W. H. Auden’s book A Certain World was published in 1970, making it one of the last books that this amazing writer produced — he died in 1973. The book’s subtitle is A Commonplace Book, which means that it is a scrapbook of poems, quotations, short essays, word puzzles, and pieces of information that the compiler of the commonplace book wanted to have available for future use. In most cases, very little of such a book is in the complier’s own words; Auden’s book is an exception. At the same time, such a compilation can be intimately revealing of its author’s likes, dislikes, interests, obsessions and fears.

Commonplace books are something like the diary of a mind, and thus are mostly intended only for, at most, a small circle of readers. Ralph Waldo Emerson compiled a commonplace book devoted to poetry and titled it Parnassus. It is a strange book, evidently meant for his family circle, because a large number of the poems included in it are second rate and apparently sentimental favorites of one or more members of the family.

A Certain World is obviously intended for the public. The entries in it are almost without exception fresh, surprising, and, to use a flabby inexcusable word, interesting. They are grouped into 173 named sections, arranged alphabetically.

I can think of two groups of readers whom this book might interest: students of Auden’s mind, who hope to be able to discover something about the workings of that mind from the items in this miscellany; or, people who simply enjoy the poems, word puzzles, or odd scraps of information that Auden enjoyed. I belong to the second group of readers.
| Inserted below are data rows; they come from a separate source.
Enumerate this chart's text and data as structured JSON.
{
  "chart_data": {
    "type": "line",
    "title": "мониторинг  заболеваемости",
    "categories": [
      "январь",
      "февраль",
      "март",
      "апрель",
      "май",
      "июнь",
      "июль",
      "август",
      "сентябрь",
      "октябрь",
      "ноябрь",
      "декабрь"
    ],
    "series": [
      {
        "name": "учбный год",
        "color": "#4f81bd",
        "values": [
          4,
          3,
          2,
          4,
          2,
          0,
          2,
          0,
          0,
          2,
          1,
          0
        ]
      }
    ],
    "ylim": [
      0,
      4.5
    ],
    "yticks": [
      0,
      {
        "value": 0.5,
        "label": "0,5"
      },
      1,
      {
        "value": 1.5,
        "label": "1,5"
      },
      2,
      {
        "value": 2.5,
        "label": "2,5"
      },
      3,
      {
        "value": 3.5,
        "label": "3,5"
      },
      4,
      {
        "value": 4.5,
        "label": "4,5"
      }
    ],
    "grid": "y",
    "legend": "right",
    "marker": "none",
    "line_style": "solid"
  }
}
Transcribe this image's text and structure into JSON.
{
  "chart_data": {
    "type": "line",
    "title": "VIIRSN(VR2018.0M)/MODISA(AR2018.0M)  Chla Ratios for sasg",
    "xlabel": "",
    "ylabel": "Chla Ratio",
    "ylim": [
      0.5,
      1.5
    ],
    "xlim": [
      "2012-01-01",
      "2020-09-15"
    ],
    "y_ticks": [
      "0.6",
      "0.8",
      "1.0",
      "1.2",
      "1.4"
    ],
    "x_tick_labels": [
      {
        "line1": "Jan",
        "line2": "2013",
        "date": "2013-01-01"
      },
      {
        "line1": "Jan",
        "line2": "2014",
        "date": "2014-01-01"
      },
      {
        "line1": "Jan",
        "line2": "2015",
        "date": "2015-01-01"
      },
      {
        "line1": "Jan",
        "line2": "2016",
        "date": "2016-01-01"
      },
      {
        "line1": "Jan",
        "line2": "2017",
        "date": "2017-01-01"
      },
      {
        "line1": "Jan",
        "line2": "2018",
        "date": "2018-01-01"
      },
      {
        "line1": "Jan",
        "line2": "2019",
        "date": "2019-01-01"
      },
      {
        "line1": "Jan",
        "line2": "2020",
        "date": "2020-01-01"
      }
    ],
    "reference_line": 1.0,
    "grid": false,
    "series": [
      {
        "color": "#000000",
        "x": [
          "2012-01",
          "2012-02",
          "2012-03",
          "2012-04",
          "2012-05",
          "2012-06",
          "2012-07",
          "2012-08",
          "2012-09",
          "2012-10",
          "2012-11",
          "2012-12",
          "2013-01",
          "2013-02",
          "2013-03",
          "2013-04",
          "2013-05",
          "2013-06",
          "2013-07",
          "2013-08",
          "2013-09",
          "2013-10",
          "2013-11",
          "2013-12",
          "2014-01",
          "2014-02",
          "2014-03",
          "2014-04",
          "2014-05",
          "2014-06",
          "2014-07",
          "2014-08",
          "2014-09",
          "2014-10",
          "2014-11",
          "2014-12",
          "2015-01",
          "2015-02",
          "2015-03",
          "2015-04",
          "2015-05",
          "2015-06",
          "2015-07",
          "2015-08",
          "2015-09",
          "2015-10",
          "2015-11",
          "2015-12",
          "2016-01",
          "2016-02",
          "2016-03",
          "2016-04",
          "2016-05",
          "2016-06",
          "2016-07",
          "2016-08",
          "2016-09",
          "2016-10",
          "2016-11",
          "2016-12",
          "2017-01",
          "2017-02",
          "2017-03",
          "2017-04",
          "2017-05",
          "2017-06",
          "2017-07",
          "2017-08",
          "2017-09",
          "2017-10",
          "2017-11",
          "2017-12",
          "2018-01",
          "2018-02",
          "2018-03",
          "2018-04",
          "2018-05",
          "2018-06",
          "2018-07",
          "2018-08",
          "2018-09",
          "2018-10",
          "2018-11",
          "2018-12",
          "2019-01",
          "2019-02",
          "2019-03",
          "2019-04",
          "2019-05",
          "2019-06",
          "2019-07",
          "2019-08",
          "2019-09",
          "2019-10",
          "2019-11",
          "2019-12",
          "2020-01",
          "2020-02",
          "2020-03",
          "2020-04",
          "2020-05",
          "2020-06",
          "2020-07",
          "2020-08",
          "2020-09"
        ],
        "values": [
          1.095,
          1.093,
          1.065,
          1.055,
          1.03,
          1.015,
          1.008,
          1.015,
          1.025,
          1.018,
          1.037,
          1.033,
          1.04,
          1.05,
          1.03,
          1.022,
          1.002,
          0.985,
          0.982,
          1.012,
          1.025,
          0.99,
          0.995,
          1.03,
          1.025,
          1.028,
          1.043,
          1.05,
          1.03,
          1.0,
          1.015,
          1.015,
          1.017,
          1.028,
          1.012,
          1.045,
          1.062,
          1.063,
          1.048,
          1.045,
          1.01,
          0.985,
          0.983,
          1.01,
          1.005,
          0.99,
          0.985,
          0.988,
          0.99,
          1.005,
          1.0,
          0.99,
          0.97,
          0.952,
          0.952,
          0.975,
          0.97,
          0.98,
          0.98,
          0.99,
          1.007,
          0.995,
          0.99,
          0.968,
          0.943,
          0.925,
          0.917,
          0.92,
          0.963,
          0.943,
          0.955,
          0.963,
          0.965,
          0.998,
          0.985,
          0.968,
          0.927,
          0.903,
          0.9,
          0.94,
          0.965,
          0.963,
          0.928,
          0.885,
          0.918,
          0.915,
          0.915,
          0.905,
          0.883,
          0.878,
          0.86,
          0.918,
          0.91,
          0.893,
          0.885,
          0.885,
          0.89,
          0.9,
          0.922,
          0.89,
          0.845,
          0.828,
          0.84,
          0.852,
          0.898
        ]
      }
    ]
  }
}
I especially enjoy several different kinds of items in A Certain World; first, aphorisms:

”Where is your Self to be found? Always in the deepest enchantment that you have experienced.” Hugo von Hoffsmanthal

”God loves all men but is enchanted by none.” W. H. Auden

”Men are not punished for their sins but by them.” E. Hubbard

”Every stink that fights the ventilator thinks that it is Don Quixote.” Stanislas Lec

”Our notion of symmetry is derived from the human face. Hence we demand symmetry horizontally and in breadth only; not vertically or in depth.” Blaise Pascal

Then there are quotations from the works of poets I was only slightly acquainted with or didn’t know at all: John Betjamin, William Barnes, John Clare.

Then there are excerpts from essays about things that Auden was interested in: hangmen, Napoleon, moles, book reviews, food, the medieval cosmos, poetry.

And, not surprisingly since Auden was a convinced and practicing Christian, reflections on God, by Auden and others.

The extremely miscellaneous character of the entries in this book bears the message of this book, if it has one: this world is odd, enchanted, surprising, disturbing, and worth attending to.

Unfortunately, A Certain World is out-of-print and fairly scarce, but scrounging for it online can turn up reasonably priced copies.